- Stari Grad v Podbočju Location in Slovenia
- Coordinates: 45°51′21.38″N 15°28′28.28″E﻿ / ﻿45.8559389°N 15.4745222°E
- Country: Slovenia
- Traditional region: Lower Carniola
- Statistical region: Lower Sava
- Municipality: Krško

Area
- • Total: 1.47 km^{2} (0.57 sq mi)
- Elevation: 319.8 m (1,049 ft)

Population (2002)
- • Total: 6
- Postal code: 8312

= Stari Grad v Podbočju =

Stari Grad v Podbočju (/sl/, Oedenschloß) is a settlement south of Podbočje in the Municipality of Krško in eastern Slovenia.
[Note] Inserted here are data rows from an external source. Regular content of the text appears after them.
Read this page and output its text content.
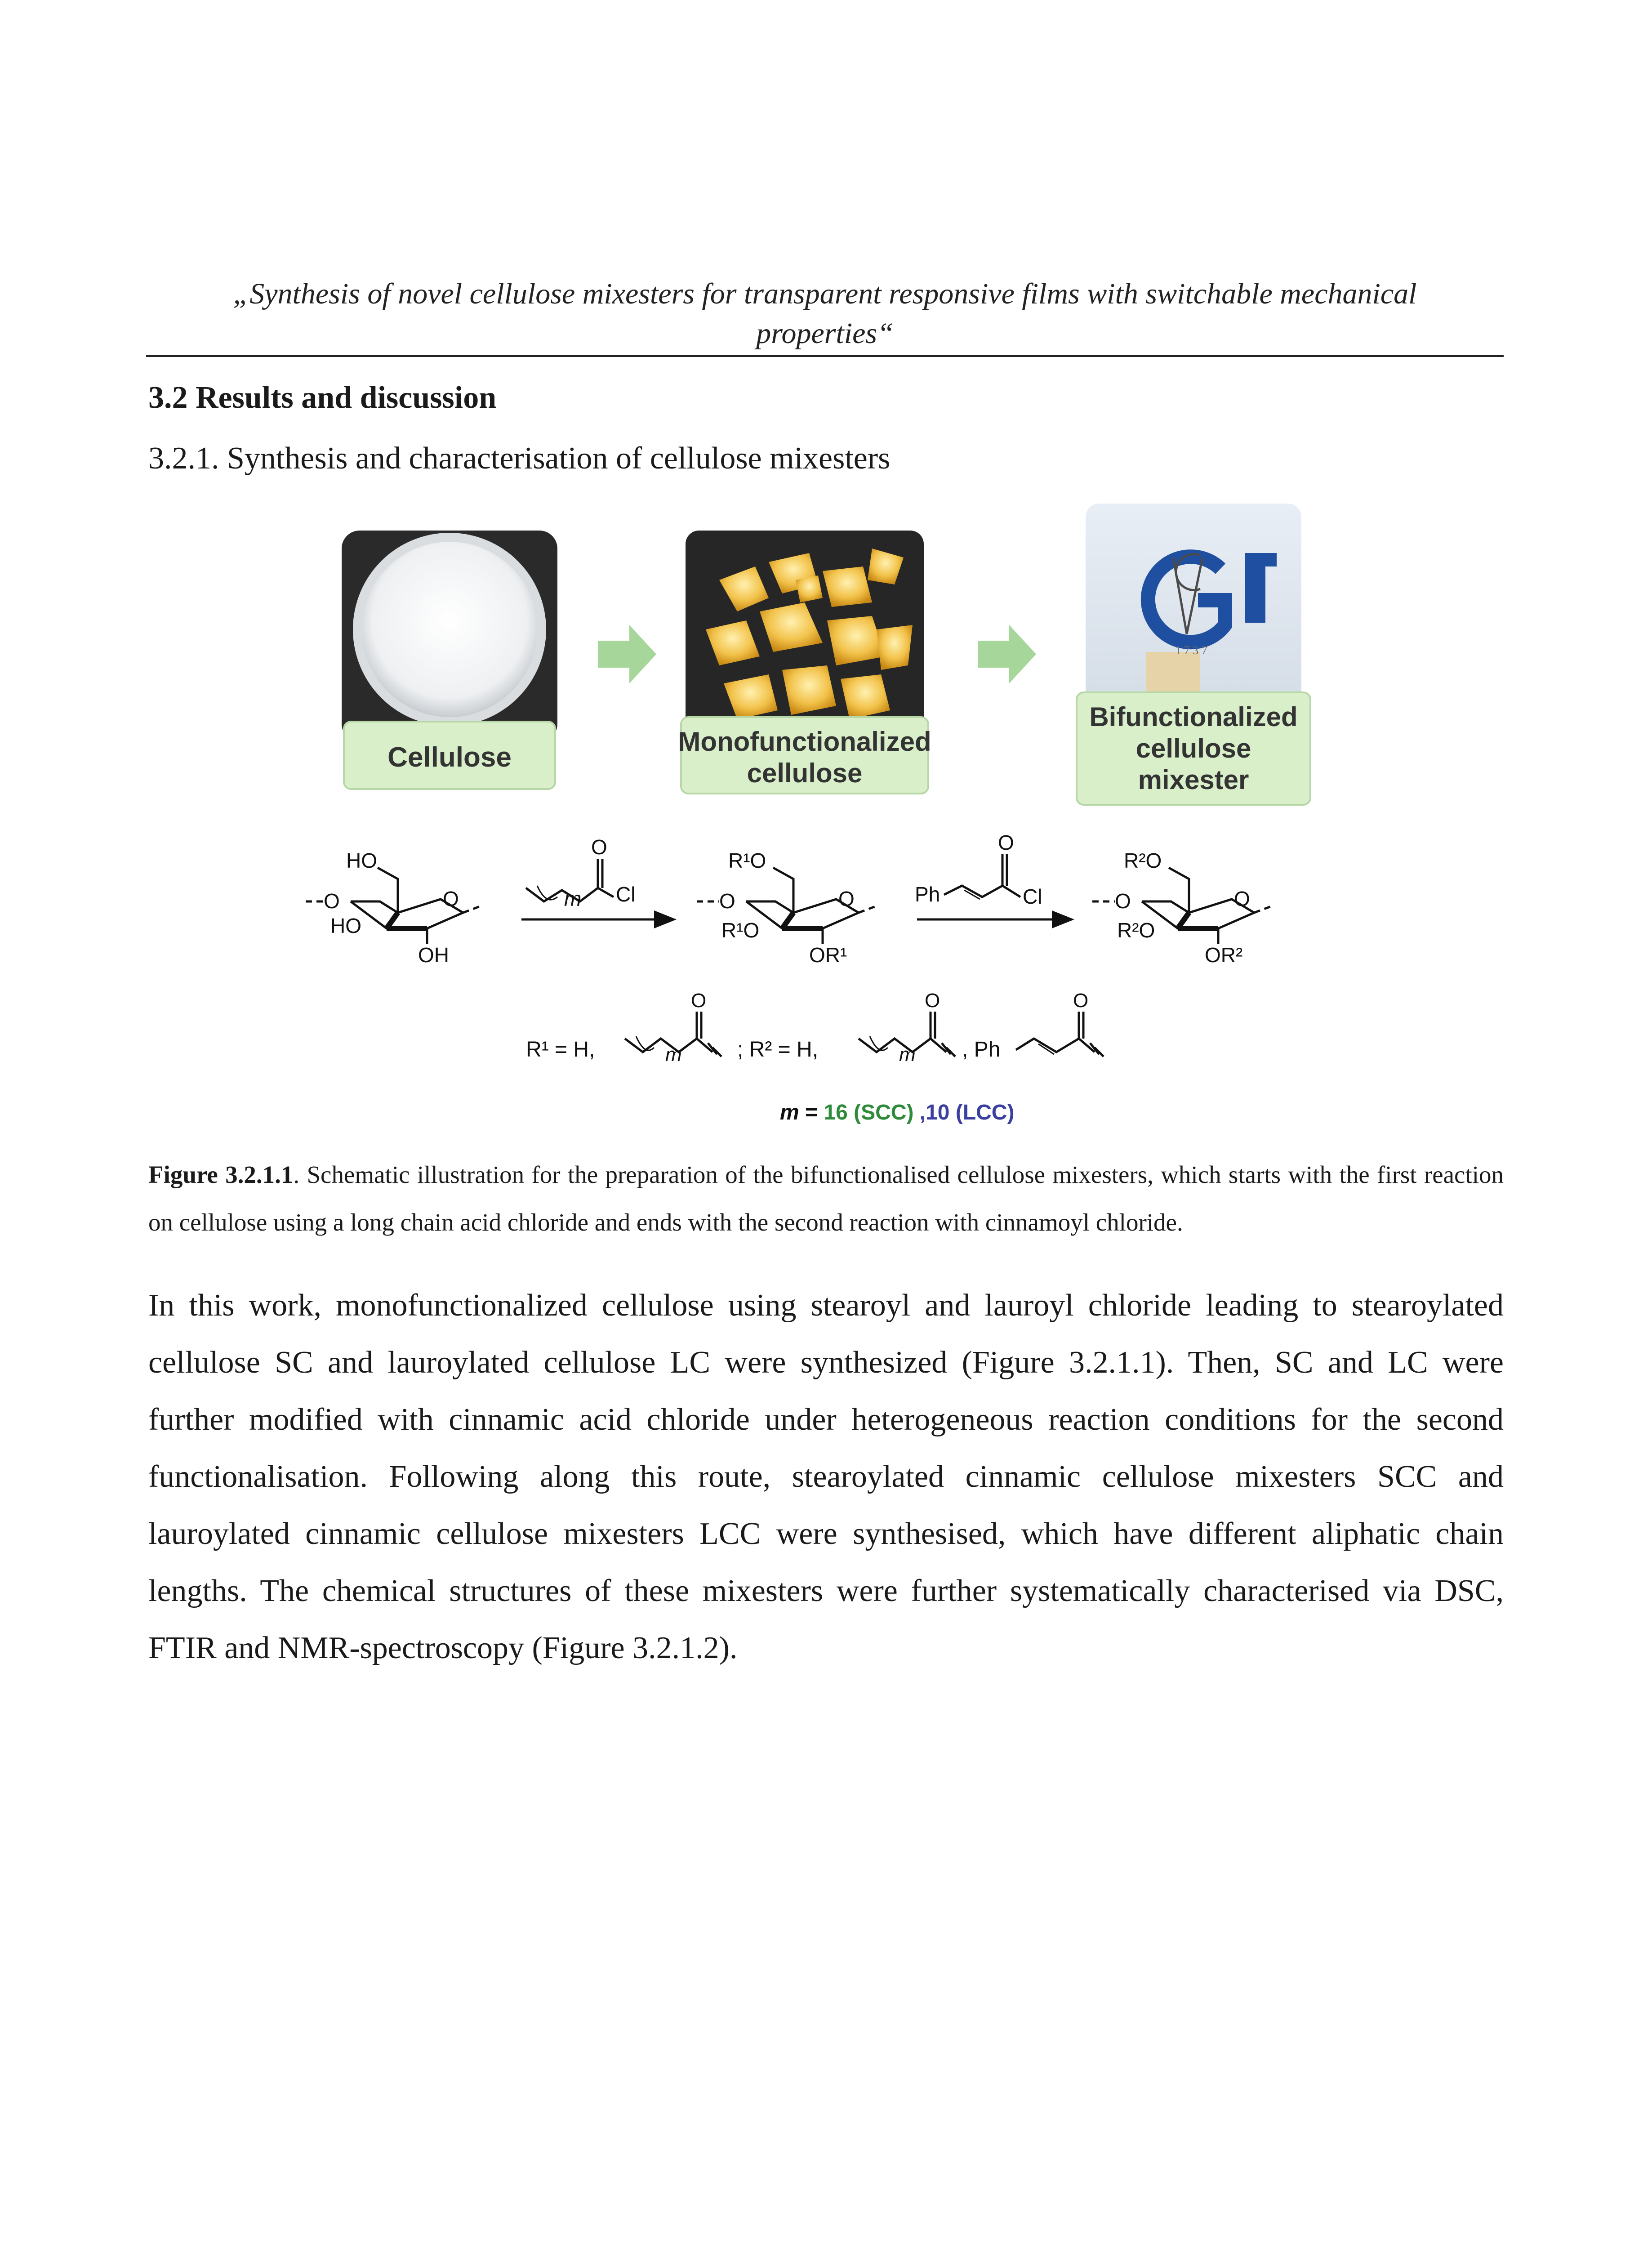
„Synthesis of novel cellulose mixesters for transparent responsive films with switchable mechanical
properties“
3.2 Results and discussion
3.2.1. Synthesis and characterisation of cellulose mixesters
Cellulose
Monofunctionalized
cellulose
1 7 3 7
Bifunctionalized
cellulose
mixester
HO
O
HO
O
OH
O
m Cl
R¹O
O
R¹O
O
OR¹
O
Ph	Cl
R²O
O
R²O
O
OR²
R¹ = H,
O
m	; R² = H,
O
m , Ph
O
m = 16 (SCC) ,10 (LCC)
Figure 3.2.1.1. Schematic illustration for the preparation of the bifunctionalised cellulose mixesters, which starts with the first reaction on cellulose using a long chain acid chloride and ends with the second reaction with cinnamoyl chloride.
In this work, monofunctionalized cellulose using stearoyl and lauroyl chloride leading to stearoylated cellulose SC and lauroylated cellulose LC were synthesized (Figure 3.2.1.1). Then, SC and LC were further modified with cinnamic acid chloride under heterogeneous reaction conditions for the second functionalisation. Following along this route, stearoylated cinnamic cellulose mixesters SCC and lauroylated cinnamic cellulose mixesters LCC were synthesised, which have different aliphatic chain lengths. The chemical structures of these mixesters were further systematically characterised via DSC, FTIR and NMR-spectroscopy (Figure 3.2.1.2).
The area is part of the traditional region of Lower Carniola and is now included with the rest of the municipality in the Lower Sava Statistical Region.

==Name==
The name of the settlement was changed from Stari Grad to Stari Grad v Podbočju in 1953. In the past it was known as Oedenschloß in German.

==Cultural heritage==
The site of a 13th-century medieval castle in the settlement was excavated and shown to have been occupied from the Early Iron Age with Hallstatt period and La Tène period occupation levels. Roman artefacts were also found. By 1581 the site of the castle is known from written sources to have been abandoned.